On a certain day, the speed of sound is 343m/s. If a stone is dropped from a cliff 125m high then how long after the stone is dropped(from rest) will the person on top of the cliff hear the stone strike the ground? (g=9.80m/s2)
I have no idea of how to solve this problem. Can someone explain to me how to do it please?
Comments
Time to drop 125m = sqrt. (2h/9.8) secs., = 5.05 secs.
Time for sound to reach ears = (125/343) = .364 secs.
(5.05 + .364) = 5.414 secs.
Okay, you can determine the time by using (delta)x=1/2a(t)^2
so 125=9.81/2 (t)^2
250= 9.81(t)^2 so divide both sides by G
which is 25.5=t^2
find the square root, then you have 5.1=t
Now that you have The amount of time it actually takes the rock to hit the bottom of the cliff now you have to find how long it takes for the sound of the rock to get back to the person.

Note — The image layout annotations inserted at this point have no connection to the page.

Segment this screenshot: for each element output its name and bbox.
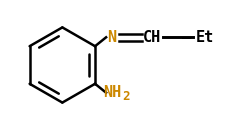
- Text: Et: Et: [195, 30, 214, 45]
- Text: 2: 2: [122, 90, 130, 103]
- Text: NH: NH: [103, 85, 121, 100]
- Text: N: N: [107, 30, 117, 45]
- Text: CH: CH: [143, 30, 161, 45]
- Text: —: —: [182, 30, 191, 45]
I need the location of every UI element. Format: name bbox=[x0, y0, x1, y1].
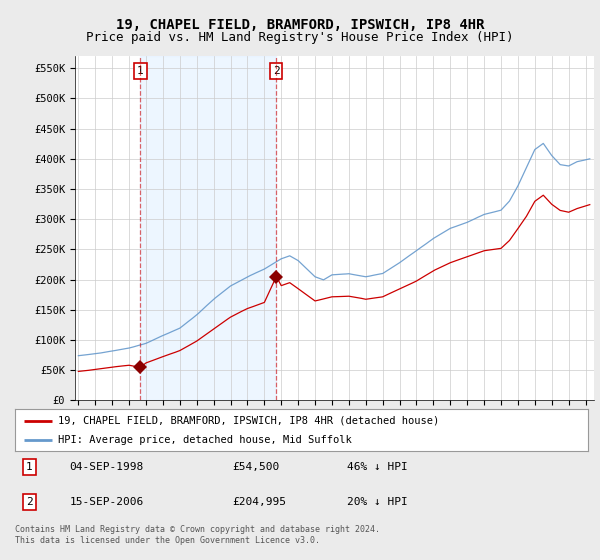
Text: HPI: Average price, detached house, Mid Suffolk: HPI: Average price, detached house, Mid … bbox=[58, 435, 352, 445]
Text: 46% ↓ HPI: 46% ↓ HPI bbox=[347, 462, 408, 472]
Bar bbox=[140, 56, 277, 400]
Text: 2: 2 bbox=[26, 497, 33, 507]
Text: 19, CHAPEL FIELD, BRAMFORD, IPSWICH, IP8 4HR (detached house): 19, CHAPEL FIELD, BRAMFORD, IPSWICH, IP8… bbox=[58, 416, 439, 426]
Text: 15-SEP-2006: 15-SEP-2006 bbox=[70, 497, 143, 507]
Text: 04-SEP-1998: 04-SEP-1998 bbox=[70, 462, 143, 472]
Text: 1: 1 bbox=[26, 462, 33, 472]
Text: 20% ↓ HPI: 20% ↓ HPI bbox=[347, 497, 408, 507]
Text: 19, CHAPEL FIELD, BRAMFORD, IPSWICH, IP8 4HR: 19, CHAPEL FIELD, BRAMFORD, IPSWICH, IP8… bbox=[116, 18, 484, 32]
Text: 1: 1 bbox=[137, 66, 144, 76]
Text: £204,995: £204,995 bbox=[233, 497, 287, 507]
Text: Contains HM Land Registry data © Crown copyright and database right 2024.
This d: Contains HM Land Registry data © Crown c… bbox=[15, 525, 380, 545]
Text: Price paid vs. HM Land Registry's House Price Index (HPI): Price paid vs. HM Land Registry's House … bbox=[86, 31, 514, 44]
Text: £54,500: £54,500 bbox=[233, 462, 280, 472]
Text: 2: 2 bbox=[273, 66, 280, 76]
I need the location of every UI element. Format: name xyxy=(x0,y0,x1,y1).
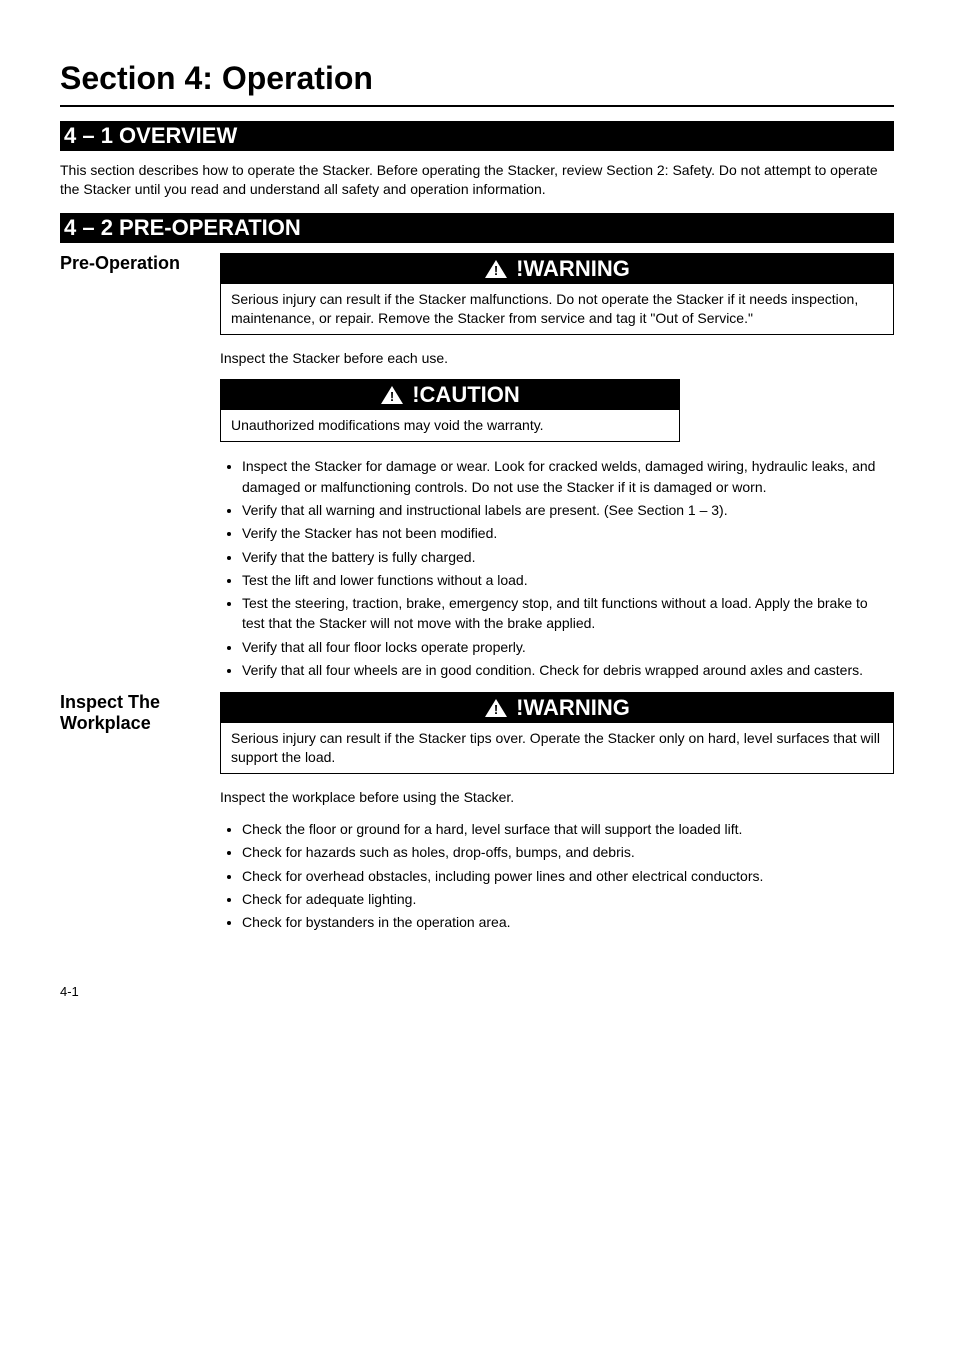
alert-icon: ! xyxy=(380,385,404,405)
warning-callout-2: ! !WARNING Serious injury can result if … xyxy=(220,692,894,774)
list-item: Verify that the battery is fully charged… xyxy=(242,547,894,567)
svg-text:!: ! xyxy=(494,263,498,278)
list-item: Check for bystanders in the operation ar… xyxy=(242,912,894,932)
caution-body: Unauthorized modifications may void the … xyxy=(221,410,679,441)
list-item: Verify that all warning and instructiona… xyxy=(242,500,894,520)
inspect-list: Check the floor or ground for a hard, le… xyxy=(220,819,894,932)
subheading-preoperation: Pre-Operation xyxy=(60,253,200,274)
overview-paragraph: This section describes how to operate th… xyxy=(60,161,894,199)
warning-callout-1: ! !WARNING Serious injury can result if … xyxy=(220,253,894,335)
warning-header-2: ! !WARNING xyxy=(221,693,893,723)
svg-text:!: ! xyxy=(494,702,498,717)
list-item: Check for hazards such as holes, drop-of… xyxy=(242,842,894,862)
title-rule xyxy=(60,105,894,107)
svg-text:!: ! xyxy=(390,389,394,404)
page-title: Section 4: Operation xyxy=(60,60,894,97)
section-heading-overview: 4 – 1 OVERVIEW xyxy=(60,121,894,151)
alert-icon: ! xyxy=(484,698,508,718)
inspect-intro: Inspect the workplace before using the S… xyxy=(220,788,894,807)
list-item: Verify that all four wheels are in good … xyxy=(242,660,894,680)
page: Section 4: Operation 4 – 1 OVERVIEW This… xyxy=(0,0,954,1350)
block-inspect-workplace: Inspect The Workplace ! !WARNING Serious… xyxy=(60,692,894,944)
list-item: Test the lift and lower functions withou… xyxy=(242,570,894,590)
warning-label-1: !WARNING xyxy=(516,256,630,282)
section-heading-preoperation: 4 – 2 PRE-OPERATION xyxy=(60,213,894,243)
caution-label: !CAUTION xyxy=(412,382,520,408)
list-item: Check for overhead obstacles, including … xyxy=(242,866,894,886)
block-preoperation: Pre-Operation ! !WARNING Serious injury … xyxy=(60,253,894,693)
warning-body-2: Serious injury can result if the Stacker… xyxy=(221,723,893,773)
caution-callout: ! !CAUTION Unauthorized modifications ma… xyxy=(220,379,680,442)
warning-label-2: !WARNING xyxy=(516,695,630,721)
alert-icon: ! xyxy=(484,259,508,279)
list-item: Check the floor or ground for a hard, le… xyxy=(242,819,894,839)
list-item: Test the steering, traction, brake, emer… xyxy=(242,593,894,634)
preop-intro: Inspect the Stacker before each use. xyxy=(220,349,894,368)
warning-body-1: Serious injury can result if the Stacker… xyxy=(221,284,893,334)
page-number: 4-1 xyxy=(60,984,894,999)
preop-list: Inspect the Stacker for damage or wear. … xyxy=(220,456,894,680)
list-item: Verify the Stacker has not been modified… xyxy=(242,523,894,543)
caution-header: ! !CAUTION xyxy=(221,380,679,410)
list-item: Verify that all four floor locks operate… xyxy=(242,637,894,657)
list-item: Inspect the Stacker for damage or wear. … xyxy=(242,456,894,497)
warning-header-1: ! !WARNING xyxy=(221,254,893,284)
list-item: Check for adequate lighting. xyxy=(242,889,894,909)
subheading-inspect: Inspect The Workplace xyxy=(60,692,200,734)
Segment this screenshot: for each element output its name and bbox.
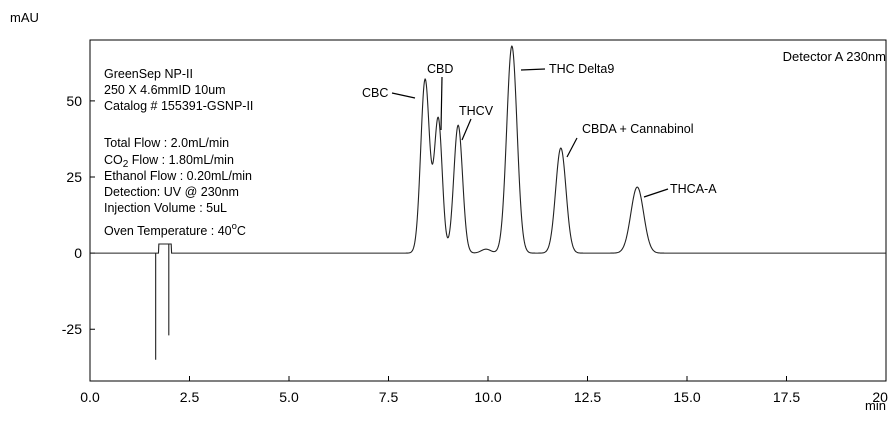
x-tick-label: 0.0	[80, 389, 100, 405]
column-name: GreenSep NP-II	[104, 67, 193, 81]
y-tick-label: 50	[66, 93, 82, 109]
peak-leader-line	[440, 76, 443, 131]
peak-leader-line	[643, 188, 669, 198]
x-tick-label: 10.0	[474, 389, 501, 405]
peak-label: THC Delta9	[549, 62, 614, 76]
column-dimensions: 250 X 4.6mmID 10um	[104, 83, 226, 97]
peak-leader-line	[520, 68, 546, 71]
column-info: GreenSep NP-II 250 X 4.6mmID 10um Catalo…	[104, 67, 253, 113]
chromatogram-trace	[90, 45, 886, 360]
x-tick-label: 2.5	[180, 389, 200, 405]
y-axis-ticks: -25 0 25 50	[62, 93, 95, 337]
total-flow: Total Flow : 2.0mL/min	[104, 136, 229, 150]
x-tick-label: 12.5	[574, 389, 601, 405]
injection-volume: Injection Volume : 5uL	[104, 201, 227, 215]
trace-group	[90, 45, 886, 360]
x-unit-label: min	[865, 398, 886, 413]
peak-label: THCV	[459, 104, 494, 118]
y-tick-label: -25	[62, 321, 82, 337]
peak-label: THCA-A	[670, 182, 717, 196]
y-tick-label: 0	[74, 245, 82, 261]
peak-leader-line	[566, 137, 578, 158]
x-tick-label: 7.5	[379, 389, 399, 405]
x-tick-label: 5.0	[279, 389, 299, 405]
oven-temperature: Oven Temperature : 40oC	[104, 221, 246, 238]
peak-label: CBD	[427, 62, 453, 76]
ethanol-flow: Ethanol Flow : 0.20mL/min	[104, 169, 252, 183]
x-axis-ticks: 0.0 2.5 5.0 7.5 10.0 12.5 15.0 17.5 20.0	[80, 376, 889, 405]
x-tick-label: 15.0	[673, 389, 700, 405]
detector-label: Detector A 230nm	[783, 49, 886, 64]
peak-labels: CBC CBD THCV THC Delta9 CBDA + Cannabinol THC…	[362, 62, 717, 198]
method-info: Total Flow : 2.0mL/min CO2 Flow : 1.80mL…	[104, 136, 252, 238]
detection: Detection: UV @ 230nm	[104, 185, 239, 199]
peak-label: CBC	[362, 86, 388, 100]
peak-leader-line	[461, 118, 472, 141]
y-unit-label: mAU	[10, 10, 39, 25]
y-tick-label: 25	[66, 169, 82, 185]
peak-leader-line	[391, 92, 416, 99]
x-tick-label: 20.0	[872, 389, 889, 405]
catalog-number: Catalog # 155391-GSNP-II	[104, 99, 253, 113]
peak-label: CBDA + Cannabinol	[582, 122, 694, 136]
co2-flow: CO2 Flow : 1.80mL/min	[104, 153, 234, 170]
x-tick-label: 17.5	[773, 389, 800, 405]
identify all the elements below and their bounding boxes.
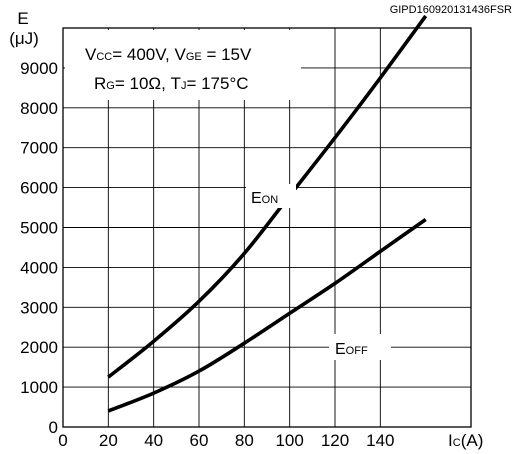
series-label-eoff: EOFF (335, 341, 368, 358)
y-tick-label: 9000 (20, 59, 58, 78)
x-tick-label: 0 (58, 431, 67, 450)
y-tick-label: 8000 (20, 99, 58, 118)
x-tick-label: 20 (99, 431, 118, 450)
y-axis-unit: (μJ) (9, 29, 39, 48)
x-tick-labels: 0 20 40 60 80 100 120 140 (58, 431, 394, 450)
x-tick-label: 120 (321, 431, 349, 450)
y-tick-label: 3000 (20, 298, 58, 317)
x-tick-label: 140 (366, 431, 394, 450)
y-tick-label: 2000 (20, 338, 58, 357)
x-tick-label: 80 (235, 431, 254, 450)
x-tick-label: 60 (190, 431, 209, 450)
y-tick-label: 0 (49, 418, 58, 437)
y-tick-label: 7000 (20, 139, 58, 158)
figure-id: GIPD160920131436FSR (390, 4, 512, 16)
conditions-line-1: VCC= 400V, VGE = 15V (85, 45, 252, 64)
eoff-label-bg (329, 334, 391, 360)
series-lines (107, 14, 428, 413)
series-line-eoff (107, 218, 427, 413)
x-axis-label: IC(A) (448, 431, 483, 450)
plot-frame (62, 27, 472, 428)
series-label-eon: EON (251, 190, 278, 207)
conditions-line-2: RG= 10Ω, TJ= 175°C (94, 74, 249, 93)
y-tick-labels: 0 1000 2000 3000 4000 5000 6000 7000 8000 9000 (20, 59, 58, 437)
y-tick-label: 1000 (20, 378, 58, 397)
y-tick-label: 6000 (20, 179, 58, 198)
conditions-box (65, 30, 301, 100)
x-tick-label: 40 (144, 431, 163, 450)
y-axis-symbol: E (17, 9, 28, 28)
y-tick-label: 5000 (20, 219, 58, 238)
eon-label-bg (246, 184, 296, 208)
x-tick-label: 100 (275, 431, 303, 450)
series-line-eon (107, 14, 428, 379)
y-tick-label: 4000 (20, 258, 58, 277)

you don't have an initial velocity because the sound starts from rest..I think
So you do
x= 1/2(Vf)t
125=1/2 (343) t
So you find t
125x2 =250
so 250= 343t
then divide both sides
0.73=t
now that you have both times you just add it together so 0.73+5.1=5.83 seconds
SO it's 5.83 seconds...I think I may be wrong so just cross reference this result by googling the first sentence and then putting the givens behind it.
Let t = time for the stone to reach the ground
=> 125 = 4.905t^2
=> t = â(125/4.905) = 5.0482 seconds
Time for the sound to reach the top after the stone reached the ground
= 125/343 = 0.3676 sec.
Time of hearing the sound after the sgtone is dropped
= 5.0482 + 0.3676
= 5.4158 sec.
The converse of this problem is challenging.
"Given that the sound is heard 5.4158 seconds after the stone is dropped, what is the height of the cliff."
Try it.
y = v0 * t + 1/2*g*t^2
solve for t with v0 = 0 then t = sqrt(2*y/g)
that's the time for stone to hit ground.
then it's a simple t = y / V to get time for sound to reach back at you.
Add em together. good luck!
find how many seconds it takes to drop. ( hieght/ gravity maybe) then multiply that by speed of sound.